La suddetta prescrizione è in contrasto con la normativa comunitaria, e segnatamente con il Regolamento (UE) n. 450/2008, Codice doganale aggiornato, al quale rimanda, per la definizione di Paese d’origine, il Regolamento (UE) 1169/2011 relativo alla fornitura di informazioni sugli alimenti ai consumatori, che determina l’origine delle merci alla cui produzione hanno contribuito due o più Paesi esclusivamente in funzione del Paese o territorio in cui esse hanno subito l’ultima trasformazione sostanziale.
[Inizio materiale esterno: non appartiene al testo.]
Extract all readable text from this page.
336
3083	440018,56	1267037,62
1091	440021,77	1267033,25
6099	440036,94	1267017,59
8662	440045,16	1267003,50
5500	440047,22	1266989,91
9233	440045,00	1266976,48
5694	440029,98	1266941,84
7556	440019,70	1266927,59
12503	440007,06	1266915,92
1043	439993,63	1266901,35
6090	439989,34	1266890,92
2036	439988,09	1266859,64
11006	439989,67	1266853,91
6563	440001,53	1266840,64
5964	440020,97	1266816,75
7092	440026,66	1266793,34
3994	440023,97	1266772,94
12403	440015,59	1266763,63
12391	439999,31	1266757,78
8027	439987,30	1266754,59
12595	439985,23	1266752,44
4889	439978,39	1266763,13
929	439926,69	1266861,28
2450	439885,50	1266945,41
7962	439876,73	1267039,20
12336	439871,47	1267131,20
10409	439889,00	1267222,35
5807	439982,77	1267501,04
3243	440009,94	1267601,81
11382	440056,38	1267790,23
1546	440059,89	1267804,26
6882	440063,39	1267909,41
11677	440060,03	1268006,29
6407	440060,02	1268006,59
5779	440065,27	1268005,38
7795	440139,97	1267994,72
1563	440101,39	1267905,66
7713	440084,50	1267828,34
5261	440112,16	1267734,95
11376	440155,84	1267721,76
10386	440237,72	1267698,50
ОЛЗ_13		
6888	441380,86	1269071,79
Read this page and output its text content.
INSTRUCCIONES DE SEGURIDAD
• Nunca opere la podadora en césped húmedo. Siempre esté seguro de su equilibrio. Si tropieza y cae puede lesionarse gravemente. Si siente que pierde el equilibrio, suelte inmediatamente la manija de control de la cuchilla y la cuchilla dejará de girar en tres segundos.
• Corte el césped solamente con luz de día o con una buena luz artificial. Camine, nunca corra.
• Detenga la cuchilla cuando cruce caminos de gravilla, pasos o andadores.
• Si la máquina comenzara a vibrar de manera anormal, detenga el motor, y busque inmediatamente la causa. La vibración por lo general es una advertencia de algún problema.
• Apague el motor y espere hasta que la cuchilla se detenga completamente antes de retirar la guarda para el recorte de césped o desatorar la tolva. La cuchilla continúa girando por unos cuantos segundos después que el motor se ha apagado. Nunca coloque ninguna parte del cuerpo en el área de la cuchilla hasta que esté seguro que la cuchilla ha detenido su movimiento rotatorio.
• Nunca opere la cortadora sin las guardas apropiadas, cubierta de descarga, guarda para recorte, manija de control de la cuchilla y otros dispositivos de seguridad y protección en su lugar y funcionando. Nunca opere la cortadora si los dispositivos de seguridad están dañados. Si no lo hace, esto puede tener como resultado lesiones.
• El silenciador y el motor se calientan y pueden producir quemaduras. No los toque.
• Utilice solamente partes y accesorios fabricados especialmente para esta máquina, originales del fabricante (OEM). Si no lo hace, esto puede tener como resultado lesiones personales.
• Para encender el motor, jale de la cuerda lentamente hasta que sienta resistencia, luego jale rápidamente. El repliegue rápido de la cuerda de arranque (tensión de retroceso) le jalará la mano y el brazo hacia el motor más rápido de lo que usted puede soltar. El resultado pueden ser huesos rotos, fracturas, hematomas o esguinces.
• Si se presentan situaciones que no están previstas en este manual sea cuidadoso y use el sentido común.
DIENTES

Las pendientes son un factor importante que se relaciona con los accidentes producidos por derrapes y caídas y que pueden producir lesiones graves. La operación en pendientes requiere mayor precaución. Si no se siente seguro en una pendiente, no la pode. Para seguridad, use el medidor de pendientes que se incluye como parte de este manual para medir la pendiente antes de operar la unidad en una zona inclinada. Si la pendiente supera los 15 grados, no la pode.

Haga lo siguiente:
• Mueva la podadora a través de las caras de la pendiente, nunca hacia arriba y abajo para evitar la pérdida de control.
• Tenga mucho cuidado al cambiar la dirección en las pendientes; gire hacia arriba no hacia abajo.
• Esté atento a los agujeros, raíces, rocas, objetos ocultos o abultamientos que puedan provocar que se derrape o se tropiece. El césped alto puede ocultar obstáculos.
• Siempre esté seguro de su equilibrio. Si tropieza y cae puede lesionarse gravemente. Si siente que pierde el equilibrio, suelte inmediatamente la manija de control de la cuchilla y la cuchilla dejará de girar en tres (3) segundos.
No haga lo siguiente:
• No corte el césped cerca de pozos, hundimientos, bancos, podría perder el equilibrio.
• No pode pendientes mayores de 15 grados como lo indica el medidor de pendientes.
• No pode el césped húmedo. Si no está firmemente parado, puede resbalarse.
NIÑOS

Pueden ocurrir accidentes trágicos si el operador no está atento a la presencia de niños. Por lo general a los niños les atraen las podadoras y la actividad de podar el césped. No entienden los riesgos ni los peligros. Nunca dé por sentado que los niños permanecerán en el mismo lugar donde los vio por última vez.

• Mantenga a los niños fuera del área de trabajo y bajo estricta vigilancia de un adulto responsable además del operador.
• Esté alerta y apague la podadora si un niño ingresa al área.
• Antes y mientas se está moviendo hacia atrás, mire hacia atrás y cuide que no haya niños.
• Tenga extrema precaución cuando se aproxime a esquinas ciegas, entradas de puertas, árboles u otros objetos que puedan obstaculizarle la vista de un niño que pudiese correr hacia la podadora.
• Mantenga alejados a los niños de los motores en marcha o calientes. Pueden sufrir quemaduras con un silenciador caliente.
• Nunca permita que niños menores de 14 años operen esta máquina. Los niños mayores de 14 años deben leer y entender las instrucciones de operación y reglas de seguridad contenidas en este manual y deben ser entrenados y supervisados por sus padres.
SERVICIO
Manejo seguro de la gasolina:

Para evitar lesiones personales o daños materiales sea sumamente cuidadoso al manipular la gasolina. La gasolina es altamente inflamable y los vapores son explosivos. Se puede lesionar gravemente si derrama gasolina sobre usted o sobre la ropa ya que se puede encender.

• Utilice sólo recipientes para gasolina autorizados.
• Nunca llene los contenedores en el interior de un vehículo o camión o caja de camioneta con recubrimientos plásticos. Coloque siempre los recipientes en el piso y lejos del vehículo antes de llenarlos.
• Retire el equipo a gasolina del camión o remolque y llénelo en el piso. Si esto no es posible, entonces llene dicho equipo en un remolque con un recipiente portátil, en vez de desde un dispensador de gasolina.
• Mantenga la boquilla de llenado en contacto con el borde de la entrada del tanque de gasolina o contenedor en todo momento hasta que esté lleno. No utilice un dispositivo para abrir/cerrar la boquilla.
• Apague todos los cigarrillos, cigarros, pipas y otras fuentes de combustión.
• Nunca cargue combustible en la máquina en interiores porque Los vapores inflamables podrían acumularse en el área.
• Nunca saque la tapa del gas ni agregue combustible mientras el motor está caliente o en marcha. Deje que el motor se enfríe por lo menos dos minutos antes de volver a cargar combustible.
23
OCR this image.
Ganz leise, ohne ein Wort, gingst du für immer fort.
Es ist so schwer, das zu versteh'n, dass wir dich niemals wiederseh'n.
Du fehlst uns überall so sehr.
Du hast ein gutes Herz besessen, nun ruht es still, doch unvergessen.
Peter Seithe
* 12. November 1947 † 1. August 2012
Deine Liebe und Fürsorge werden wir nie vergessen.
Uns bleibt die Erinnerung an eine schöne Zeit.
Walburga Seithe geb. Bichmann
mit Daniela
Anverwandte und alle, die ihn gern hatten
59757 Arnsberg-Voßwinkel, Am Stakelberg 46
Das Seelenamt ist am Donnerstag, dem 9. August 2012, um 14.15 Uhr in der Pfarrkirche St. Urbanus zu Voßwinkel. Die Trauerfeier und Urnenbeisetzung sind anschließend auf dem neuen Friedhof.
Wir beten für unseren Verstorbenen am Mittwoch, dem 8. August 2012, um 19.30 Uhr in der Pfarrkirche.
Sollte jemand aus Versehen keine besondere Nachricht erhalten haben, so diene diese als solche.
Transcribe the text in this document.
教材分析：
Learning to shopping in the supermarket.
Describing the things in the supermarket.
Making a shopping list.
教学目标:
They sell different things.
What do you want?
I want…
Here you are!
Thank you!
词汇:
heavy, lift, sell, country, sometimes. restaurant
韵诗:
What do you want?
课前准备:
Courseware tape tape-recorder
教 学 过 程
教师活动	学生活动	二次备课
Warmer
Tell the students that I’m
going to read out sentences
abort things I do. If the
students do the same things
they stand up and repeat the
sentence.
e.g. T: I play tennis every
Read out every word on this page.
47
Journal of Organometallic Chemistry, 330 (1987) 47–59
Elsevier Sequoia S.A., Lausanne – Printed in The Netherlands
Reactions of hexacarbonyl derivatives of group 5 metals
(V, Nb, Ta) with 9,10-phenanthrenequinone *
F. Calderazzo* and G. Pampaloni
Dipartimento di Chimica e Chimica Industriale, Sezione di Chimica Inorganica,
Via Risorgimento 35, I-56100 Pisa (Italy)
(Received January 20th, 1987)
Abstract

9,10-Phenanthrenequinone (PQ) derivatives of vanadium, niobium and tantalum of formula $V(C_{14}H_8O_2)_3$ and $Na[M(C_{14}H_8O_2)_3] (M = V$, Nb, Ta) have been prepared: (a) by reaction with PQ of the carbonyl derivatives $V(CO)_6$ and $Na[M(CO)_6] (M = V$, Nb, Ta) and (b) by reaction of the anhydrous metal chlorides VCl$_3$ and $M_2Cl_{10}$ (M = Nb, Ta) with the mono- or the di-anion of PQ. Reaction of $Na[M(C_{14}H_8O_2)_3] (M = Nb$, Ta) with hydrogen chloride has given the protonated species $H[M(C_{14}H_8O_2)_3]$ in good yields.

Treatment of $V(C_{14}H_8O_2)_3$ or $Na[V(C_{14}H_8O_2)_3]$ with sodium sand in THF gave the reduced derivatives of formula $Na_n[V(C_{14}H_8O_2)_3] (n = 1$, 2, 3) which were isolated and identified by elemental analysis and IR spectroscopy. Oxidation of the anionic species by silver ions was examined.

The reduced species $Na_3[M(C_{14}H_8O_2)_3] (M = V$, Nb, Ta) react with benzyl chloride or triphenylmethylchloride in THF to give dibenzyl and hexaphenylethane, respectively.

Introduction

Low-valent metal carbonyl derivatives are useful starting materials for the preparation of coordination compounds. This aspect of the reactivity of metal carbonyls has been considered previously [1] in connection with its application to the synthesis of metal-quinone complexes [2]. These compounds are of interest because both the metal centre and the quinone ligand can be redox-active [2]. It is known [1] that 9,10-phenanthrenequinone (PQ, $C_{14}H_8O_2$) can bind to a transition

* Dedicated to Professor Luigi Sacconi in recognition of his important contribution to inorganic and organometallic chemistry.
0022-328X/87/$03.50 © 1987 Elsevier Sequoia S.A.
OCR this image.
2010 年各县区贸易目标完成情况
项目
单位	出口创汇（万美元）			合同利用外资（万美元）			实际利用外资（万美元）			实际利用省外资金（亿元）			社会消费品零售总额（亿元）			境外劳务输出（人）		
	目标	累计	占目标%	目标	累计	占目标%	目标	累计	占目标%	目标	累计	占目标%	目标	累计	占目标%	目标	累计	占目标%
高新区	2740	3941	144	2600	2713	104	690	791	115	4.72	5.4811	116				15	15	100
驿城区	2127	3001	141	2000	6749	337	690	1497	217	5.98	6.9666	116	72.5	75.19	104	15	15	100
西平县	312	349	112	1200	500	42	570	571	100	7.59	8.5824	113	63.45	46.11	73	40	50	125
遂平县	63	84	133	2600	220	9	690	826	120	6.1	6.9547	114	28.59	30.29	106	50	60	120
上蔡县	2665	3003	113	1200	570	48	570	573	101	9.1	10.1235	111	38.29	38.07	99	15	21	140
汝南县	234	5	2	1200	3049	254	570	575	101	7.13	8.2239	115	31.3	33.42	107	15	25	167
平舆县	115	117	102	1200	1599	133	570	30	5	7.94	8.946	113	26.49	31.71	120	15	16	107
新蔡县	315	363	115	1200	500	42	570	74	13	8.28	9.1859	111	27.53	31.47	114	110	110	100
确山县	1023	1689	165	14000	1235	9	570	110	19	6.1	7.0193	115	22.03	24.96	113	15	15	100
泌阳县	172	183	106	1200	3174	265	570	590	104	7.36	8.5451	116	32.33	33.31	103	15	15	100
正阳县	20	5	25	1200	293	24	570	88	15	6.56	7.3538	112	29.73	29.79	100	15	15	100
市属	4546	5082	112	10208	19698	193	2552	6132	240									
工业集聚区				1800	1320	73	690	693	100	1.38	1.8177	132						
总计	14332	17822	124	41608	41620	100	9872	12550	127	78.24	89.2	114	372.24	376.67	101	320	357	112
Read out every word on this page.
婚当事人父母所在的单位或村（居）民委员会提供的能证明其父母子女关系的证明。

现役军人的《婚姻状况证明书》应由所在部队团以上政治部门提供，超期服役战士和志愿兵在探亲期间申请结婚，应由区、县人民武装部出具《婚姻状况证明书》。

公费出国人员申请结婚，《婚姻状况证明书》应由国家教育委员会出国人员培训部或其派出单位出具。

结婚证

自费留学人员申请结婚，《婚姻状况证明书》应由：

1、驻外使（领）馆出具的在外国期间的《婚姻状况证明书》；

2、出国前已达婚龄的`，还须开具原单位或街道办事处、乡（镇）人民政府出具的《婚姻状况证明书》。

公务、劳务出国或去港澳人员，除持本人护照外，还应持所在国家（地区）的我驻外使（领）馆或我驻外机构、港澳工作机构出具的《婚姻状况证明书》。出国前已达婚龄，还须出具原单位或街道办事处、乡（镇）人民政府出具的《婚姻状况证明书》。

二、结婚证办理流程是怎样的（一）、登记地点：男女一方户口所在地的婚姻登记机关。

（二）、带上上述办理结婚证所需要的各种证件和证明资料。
A fronte di tale situazione, sono sempre più frequenti le segnalazioni e le contestazioni effettuate dalle Autorità preposte ai controlli su prodotti, specie salumi e formaggi, trasformati da aziende italiane con materia prima totalmente o in parte non nazionale e riportanti, in violazione di quanto disposto dalla legge in parola, simboli dell’Italia e diciture del tipo “ prodotto italiano”.

Per questo abbiamo chiesto al Governo come intendano risolvere il caso Eu pilot citato in questione, evitando l’apertura della procedura di infrazione ed assicurando la corretta applicazione della legge 4/2011 nella parte in cui, al fine di determinare l’origine italiana di un prodotto trasformato, prescrive che la materia prima sia coltivata o allevata in Italia.